TRT 10.1. Yes all tokenid, i am using it in on over 20k samples already

aliencaocao commented 5 months ago

One very important thing is do not use HF Processor but instead HF tokenzier. The processor does not pad input to 64 ('max-length') token which is what siglip has been trained on. also double check that padding token id is 1. This differs from other CLIPs where the padding would be the max length in a batch and not always 64/whatever context length.

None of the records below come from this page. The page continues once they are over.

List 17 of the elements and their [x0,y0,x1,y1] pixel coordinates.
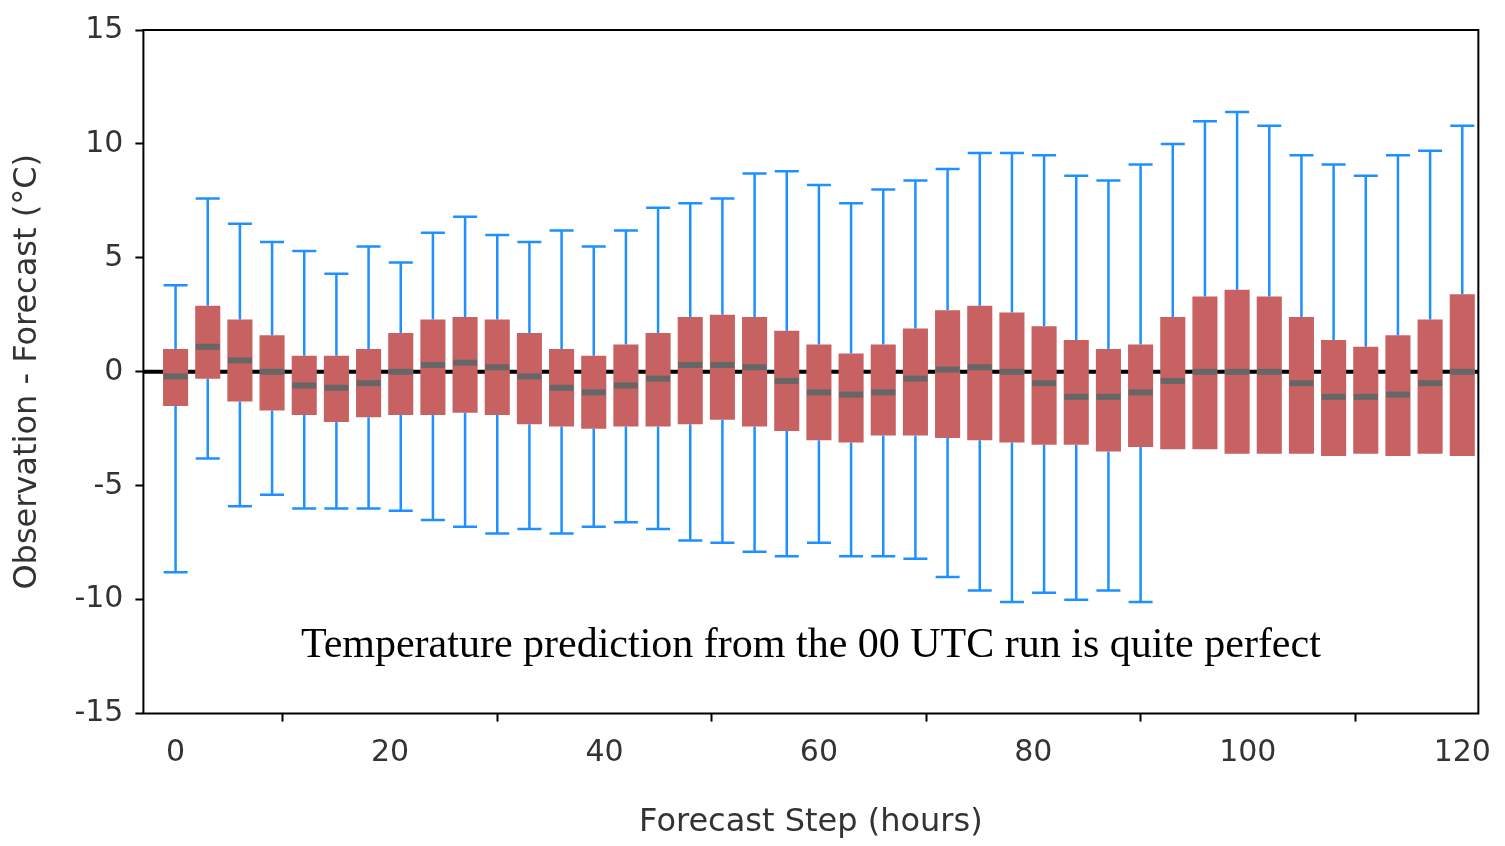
x-tick-label: 40 [585,733,624,769]
x-tick-label: 80 [1014,733,1053,769]
y-tick-label: -5 [93,465,124,501]
annotation: Temperature prediction from the 00 UTC run is quite perfect [300,619,1322,666]
y-tick-label: -10 [74,579,124,615]
y-tick-label: 5 [104,237,124,273]
y-tick-label: -15 [74,693,124,729]
x-tick-label: 100 [1219,733,1277,769]
x-tick-label: 0 [166,733,186,769]
x-axis-title: Forecast Step (hours) [639,801,983,840]
x-tick-label: 60 [799,733,839,769]
y-axis-title: Observation - Forecast (°C) [5,153,44,590]
y-tick-label: 10 [85,123,124,159]
y-tick-label: 15 [85,9,124,45]
x-tick-label: 20 [370,733,410,769]
y-tick-label: 0 [104,351,124,387]
x-tick-label: 120 [1433,733,1491,769]
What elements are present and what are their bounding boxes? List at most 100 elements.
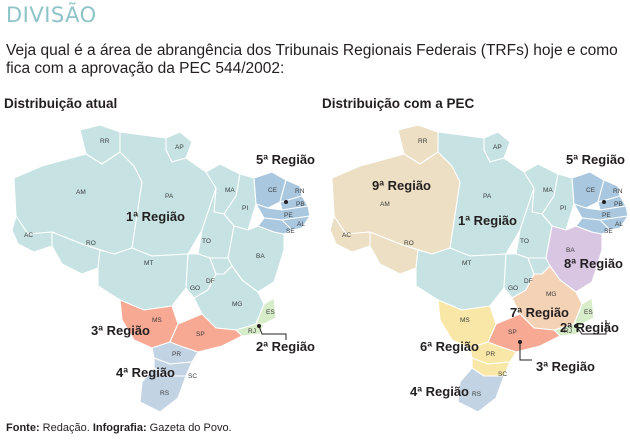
uf-al: AL [297,221,305,228]
label-r8: 8ª Região [564,256,623,271]
uf-ap: AP [493,144,502,151]
state-es [255,297,277,325]
label-r1: 1ª Região [126,209,185,224]
uf-pr: PR [172,351,181,358]
label-r4: 4ª Região [410,384,469,399]
label-r6: 6ª Região [420,339,479,354]
current-map-title: Distribuição atual [4,96,118,111]
infographic-label: Infografia: [92,422,147,434]
source-credits: Fonte: Redação. Infografia: Gazeta do Po… [6,422,232,434]
uf-mg: MG [232,301,242,308]
state-rs [457,367,505,413]
uf-es: ES [266,309,275,316]
uf-am: AM [380,201,390,208]
leader-dot-r5 [602,200,606,204]
uf-sc: SC [498,371,507,378]
uf-df: DF [524,278,533,285]
state-rs [139,367,187,413]
uf-ac: AC [342,232,351,239]
source-label: Fonte: [6,422,40,434]
uf-ro: RO [404,240,414,247]
state-es [573,297,595,325]
uf-am: AM [76,189,86,196]
uf-rj: RJ [564,328,572,335]
uf-pi: PI [560,205,566,212]
uf-rs: RS [160,390,170,397]
uf-to: TO [520,238,529,245]
uf-sc: SC [188,373,197,380]
label-r3: 3ª Região [91,323,150,338]
state-ba [545,225,603,293]
leader-line-r2 [575,320,607,335]
label-r7: 7ª Região [510,305,569,320]
uf-rj: RJ [248,328,256,335]
pec-distribution-map: RR AP AM PA MA CE RN PB PI PE AL SE AC R… [329,124,629,413]
uf-ba: BA [566,247,575,254]
infographic-value: Gazeta do Povo. [149,422,232,434]
state-ac [329,215,371,253]
uf-pe: PE [284,212,293,219]
uf-rr: RR [100,138,110,145]
uf-mt: MT [462,260,471,267]
uf-pr: PR [486,351,495,358]
uf-go: GO [190,285,200,292]
label-r9: 9ª Região [372,178,431,193]
state-ac [11,215,53,253]
leader-line-r3 [519,342,532,361]
uf-rs: RS [472,391,482,398]
leader-dot-r2 [257,324,261,328]
uf-al: AL [615,221,623,228]
source-value: Redação. [42,422,90,434]
uf-ce: CE [586,187,596,194]
uf-rn: RN [613,188,623,195]
section-title: DIVISÃO [6,3,97,27]
uf-to: TO [202,238,211,245]
uf-mg: MG [546,291,556,298]
uf-pe: PE [602,212,611,219]
uf-ms: MS [460,317,470,324]
uf-pb: PB [614,201,623,208]
uf-ce: CE [268,187,278,194]
uf-pa: PA [165,193,174,200]
state-se [257,217,293,235]
uf-ms: MS [152,317,162,324]
leader-dot-r2 [574,324,578,328]
uf-ba: BA [256,253,265,260]
label-r5: 5ª Região [256,152,315,167]
leader-line-r2 [258,325,287,340]
uf-ro: RO [86,240,96,247]
label-r2: 2ª Região [256,339,315,354]
leader-dot-r5 [284,200,288,204]
pec-map-title: Distribuição com a PEC [322,96,475,111]
uf-ap: AP [175,144,184,151]
state-mt [97,247,189,311]
uf-se: SE [604,228,613,235]
uf-ac: AC [24,232,33,239]
uf-pa: PA [483,193,492,200]
uf-df: DF [206,278,215,285]
label-r1: 1ª Região [458,213,517,228]
uf-rn: RN [295,188,305,195]
state-ro [51,231,101,275]
uf-ma: MA [225,187,235,194]
subtitle: Veja qual é a área de abrangência dos Tr… [6,42,618,77]
uf-mt: MT [144,260,153,267]
uf-go: GO [508,285,518,292]
leader-dot-r3 [518,340,522,344]
label-r2: 2ª Região [560,320,619,335]
uf-sp: SP [508,329,517,336]
current-distribution-map: RR AP AM PA MA CE RN PB PI PE AL SE AC R… [11,124,315,413]
uf-rr: RR [418,138,428,145]
uf-pi: PI [242,205,248,212]
state-ro [369,231,419,275]
uf-ma: MA [543,187,553,194]
uf-sp: SP [196,331,205,338]
label-r3: 3ª Região [536,359,595,374]
state-se [575,217,611,235]
uf-pb: PB [296,201,305,208]
uf-se: SE [286,228,295,235]
label-r5: 5ª Região [566,152,625,167]
uf-es: ES [584,309,593,316]
label-r4: 4ª Região [116,365,175,380]
state-mt [415,247,507,311]
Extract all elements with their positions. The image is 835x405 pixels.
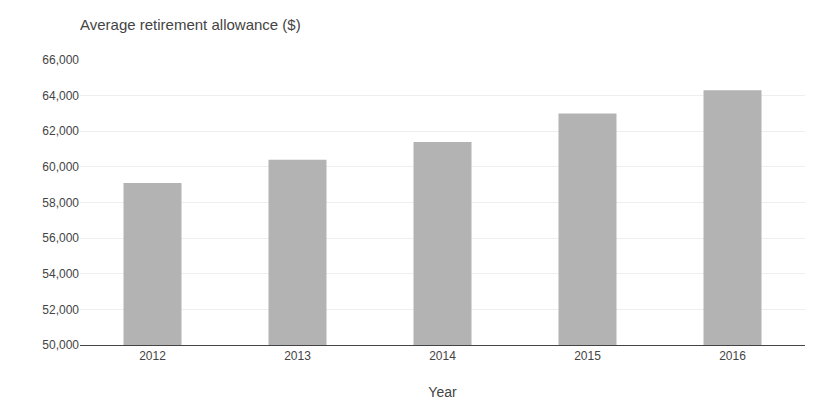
svg-text:2016: 2016	[719, 349, 746, 363]
svg-text:2015: 2015	[574, 349, 601, 363]
svg-text:66,000: 66,000	[42, 53, 79, 67]
svg-text:62,000: 62,000	[42, 124, 79, 138]
svg-text:2013: 2013	[284, 349, 311, 363]
svg-text:64,000: 64,000	[42, 89, 79, 103]
svg-text:Year: Year	[428, 384, 457, 400]
svg-text:2014: 2014	[429, 349, 456, 363]
svg-text:Average retirement allowance (: Average retirement allowance ($)	[80, 16, 301, 33]
svg-text:56,000: 56,000	[42, 231, 79, 245]
svg-text:54,000: 54,000	[42, 267, 79, 281]
svg-text:58,000: 58,000	[42, 196, 79, 210]
svg-text:2012: 2012	[139, 349, 166, 363]
svg-text:60,000: 60,000	[42, 160, 79, 174]
svg-text:50,000: 50,000	[42, 338, 79, 352]
svg-text:52,000: 52,000	[42, 303, 79, 317]
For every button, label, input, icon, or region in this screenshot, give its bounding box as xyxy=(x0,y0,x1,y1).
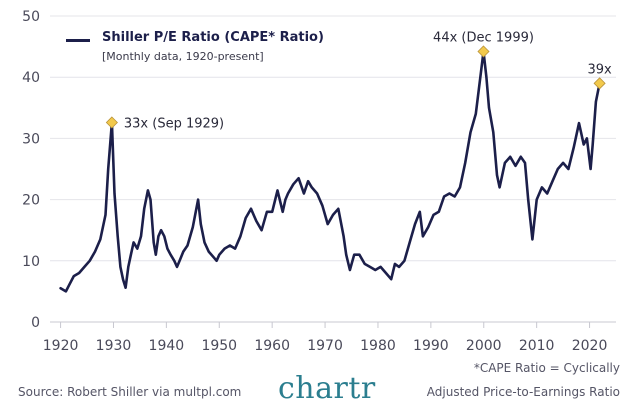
y-tick-label: 10 xyxy=(22,254,40,270)
x-tick-label: 1940 xyxy=(149,338,185,354)
x-tick-label: 1920 xyxy=(43,338,79,354)
source-note: Source: Robert Shiller via multpl.com xyxy=(18,385,242,399)
footnote-line-2: Adjusted Price-to-Earnings Ratio xyxy=(426,385,620,399)
x-tick-label: 1970 xyxy=(307,338,343,354)
x-tick-label: 1930 xyxy=(96,338,132,354)
x-tick-label: 2000 xyxy=(466,338,502,354)
annotations: 33x (Sep 1929) 44x (Dec 1999) 39x xyxy=(105,30,612,131)
x-tick-label: 1990 xyxy=(413,338,449,354)
legend-swatch xyxy=(66,39,90,42)
brand-logo: chartr xyxy=(278,371,376,406)
annotation-marker xyxy=(477,45,490,58)
legend-title: Shiller P/E Ratio (CAPE* Ratio) xyxy=(102,30,324,45)
y-tick-label: 20 xyxy=(22,193,40,209)
y-axis: 0 10 20 30 40 50 xyxy=(22,9,40,331)
annotation-marker xyxy=(105,116,118,129)
y-tick-label: 30 xyxy=(22,131,40,147)
x-tick-label: 2020 xyxy=(572,338,608,354)
x-axis: 1920 1930 1940 1950 1960 1970 1980 1990 2000 2010… xyxy=(43,321,616,354)
footnote-line-1: *CAPE Ratio = Cyclically xyxy=(473,361,620,375)
y-tick-label: 50 xyxy=(22,9,40,25)
x-tick-label: 1980 xyxy=(360,338,396,354)
annotation-label: 39x xyxy=(587,62,612,77)
x-tick-label: 2010 xyxy=(519,338,555,354)
x-tick-label: 1960 xyxy=(254,338,290,354)
annotation-label: 33x (Sep 1929) xyxy=(124,116,224,131)
legend-subtitle: [Monthly data, 1920-present] xyxy=(102,50,264,63)
y-tick-label: 40 xyxy=(22,70,40,86)
series-line-cape xyxy=(59,50,601,293)
annotation-label: 44x (Dec 1999) xyxy=(433,30,534,45)
annotation-marker xyxy=(593,77,606,90)
y-tick-label: 0 xyxy=(31,315,40,331)
x-tick-label: 1950 xyxy=(201,338,237,354)
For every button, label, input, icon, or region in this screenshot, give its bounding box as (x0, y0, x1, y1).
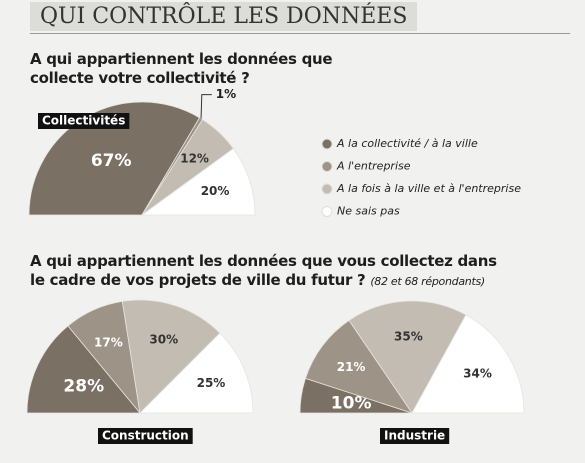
value-label: 67% (91, 151, 132, 171)
question: A qui appartiennent les données que coll… (30, 50, 333, 87)
chart-label: Industrie (384, 429, 445, 443)
value-label: 20% (201, 184, 230, 198)
chart-label: Construction (102, 429, 189, 443)
slice (348, 300, 467, 414)
rule (30, 33, 570, 34)
legend-label: Ne sais pas (337, 205, 400, 218)
chart-label-box (38, 113, 130, 129)
chart-label-box (98, 428, 193, 444)
legend-swatch (321, 183, 333, 195)
value-label: 30% (149, 332, 178, 346)
legend-label: A la collectivité / à la ville (336, 137, 478, 150)
slice (121, 299, 221, 414)
slice (304, 319, 413, 414)
slice (140, 148, 256, 216)
value-label: 12% (180, 151, 209, 165)
chart-label-box (380, 428, 450, 444)
value-label: 34% (463, 367, 492, 381)
value-label: 25% (197, 376, 226, 390)
question: A qui appartiennent les données que vous… (30, 252, 510, 291)
legend-label: A la fois à la ville et à l'entreprise (336, 182, 521, 195)
value-label: 1% (216, 87, 236, 101)
value-label: 17% (94, 335, 123, 349)
legend-label: A l'entreprise (336, 160, 411, 173)
leader-line (200, 94, 212, 119)
value-label: 10% (331, 393, 372, 413)
chart-label: Collectivités (42, 114, 125, 128)
legend-swatch (321, 206, 333, 217)
question-note: (82 et 68 répondants) (370, 275, 485, 288)
value-label: 21% (337, 360, 366, 374)
slice (411, 314, 525, 414)
page-title: QUI CONTRÔLE LES DONNÉES (30, 2, 418, 31)
legend-swatch (321, 161, 333, 172)
question-text: A qui appartiennent les données que vous… (30, 252, 497, 289)
legend-swatch (321, 138, 333, 150)
slice (139, 332, 254, 414)
value-label: 28% (63, 377, 104, 397)
value-label: 35% (394, 329, 423, 343)
slice (26, 325, 141, 414)
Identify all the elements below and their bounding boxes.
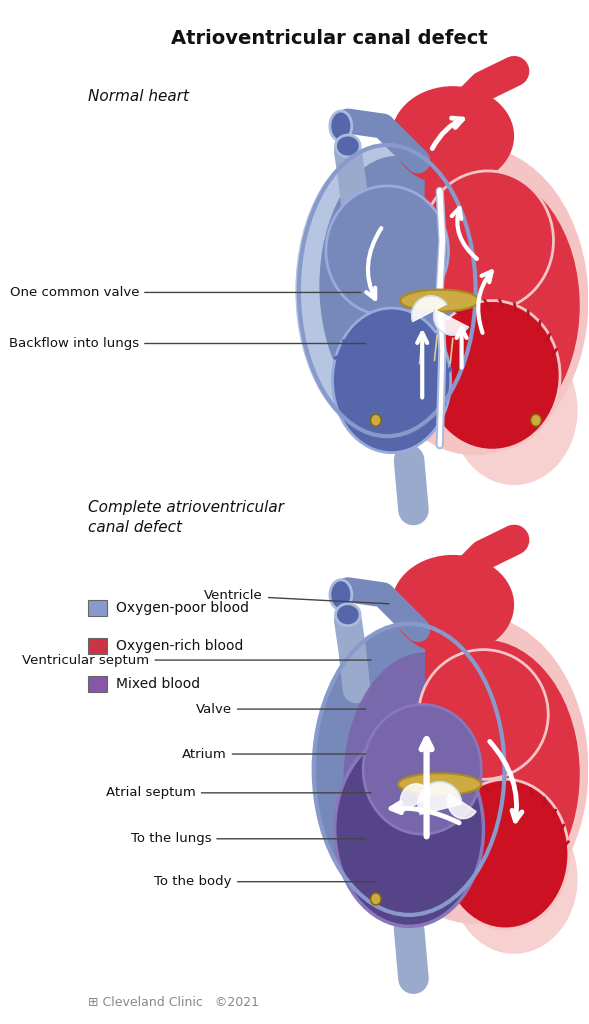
Text: Valve: Valve: [196, 702, 366, 716]
Text: ⊞ Cleveland Clinic   ©2021: ⊞ Cleveland Clinic ©2021: [88, 995, 259, 1009]
Text: Oxygen-poor blood: Oxygen-poor blood: [116, 601, 249, 614]
Text: Normal heart: Normal heart: [88, 89, 189, 104]
Ellipse shape: [295, 146, 471, 435]
Text: One common valve: One common valve: [9, 286, 360, 299]
Circle shape: [370, 415, 381, 426]
Polygon shape: [448, 794, 476, 818]
Text: Atrium: Atrium: [182, 748, 366, 761]
Ellipse shape: [361, 146, 588, 455]
Ellipse shape: [335, 732, 484, 927]
FancyBboxPatch shape: [88, 676, 107, 691]
Ellipse shape: [315, 625, 503, 913]
Text: Atrioventricular canal defect: Atrioventricular canal defect: [171, 30, 488, 48]
Polygon shape: [401, 783, 431, 811]
Ellipse shape: [392, 555, 514, 654]
Ellipse shape: [451, 804, 578, 953]
Ellipse shape: [398, 773, 481, 796]
Ellipse shape: [336, 604, 360, 626]
Polygon shape: [434, 309, 468, 335]
FancyBboxPatch shape: [88, 638, 107, 653]
Ellipse shape: [387, 640, 580, 909]
Ellipse shape: [330, 111, 352, 141]
Ellipse shape: [319, 156, 472, 416]
Polygon shape: [418, 782, 462, 814]
Ellipse shape: [419, 649, 548, 779]
Text: To the lungs: To the lungs: [131, 833, 366, 845]
Ellipse shape: [401, 290, 479, 311]
Text: Ventricular septum: Ventricular septum: [22, 653, 371, 667]
Text: To the body: To the body: [154, 876, 376, 888]
Circle shape: [531, 415, 541, 426]
Text: Complete atrioventricular
canal defect: Complete atrioventricular canal defect: [88, 500, 284, 535]
Text: Atrial septum: Atrial septum: [106, 786, 371, 800]
Ellipse shape: [425, 301, 560, 451]
Ellipse shape: [442, 779, 569, 929]
Text: Mixed blood: Mixed blood: [116, 677, 200, 690]
Ellipse shape: [330, 580, 352, 609]
Ellipse shape: [451, 336, 578, 485]
Ellipse shape: [326, 186, 448, 315]
Text: Backflow into lungs: Backflow into lungs: [9, 337, 366, 350]
Ellipse shape: [343, 652, 509, 906]
Ellipse shape: [336, 135, 360, 157]
Text: Ventricle: Ventricle: [204, 589, 389, 604]
Ellipse shape: [392, 86, 514, 186]
Ellipse shape: [387, 171, 580, 440]
Circle shape: [370, 893, 381, 905]
Ellipse shape: [422, 171, 554, 310]
Text: Oxygen-rich blood: Oxygen-rich blood: [116, 639, 243, 652]
Ellipse shape: [363, 705, 481, 835]
FancyBboxPatch shape: [88, 600, 107, 615]
Ellipse shape: [333, 308, 451, 453]
Ellipse shape: [361, 614, 588, 924]
Polygon shape: [412, 296, 446, 322]
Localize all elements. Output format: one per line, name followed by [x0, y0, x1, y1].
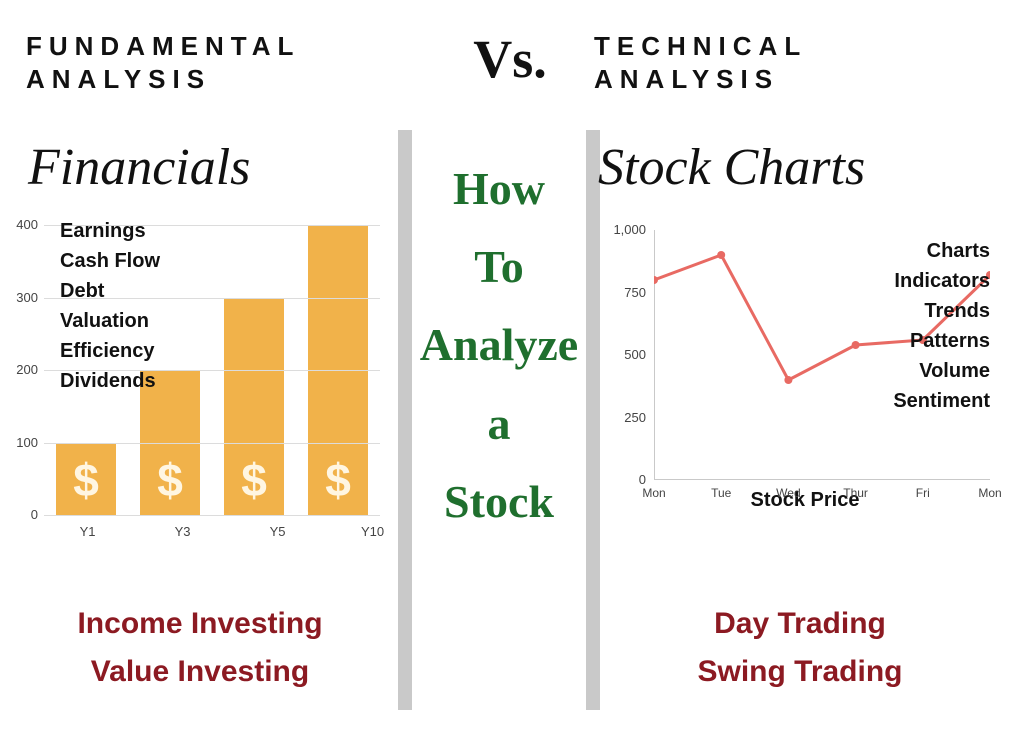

Also note that I hard coded batchsize of text to be 1, and you may have to change it to a more dynamic one.

Attenmask is not needed.

Also make sure you are using the right logit_scale_exp and logit_bias from the original HF model, they changes for fine-tuned models. And don't forget to .exp() on model.logit_scale. I usually just precalculates it since it is not exported to TRT

And to get the same output as HF pipeline (python/js), you need to add a torch.sigmoid(scores) before the last line. For purpose of image reranking that's not needed since sigmoid wont change the order.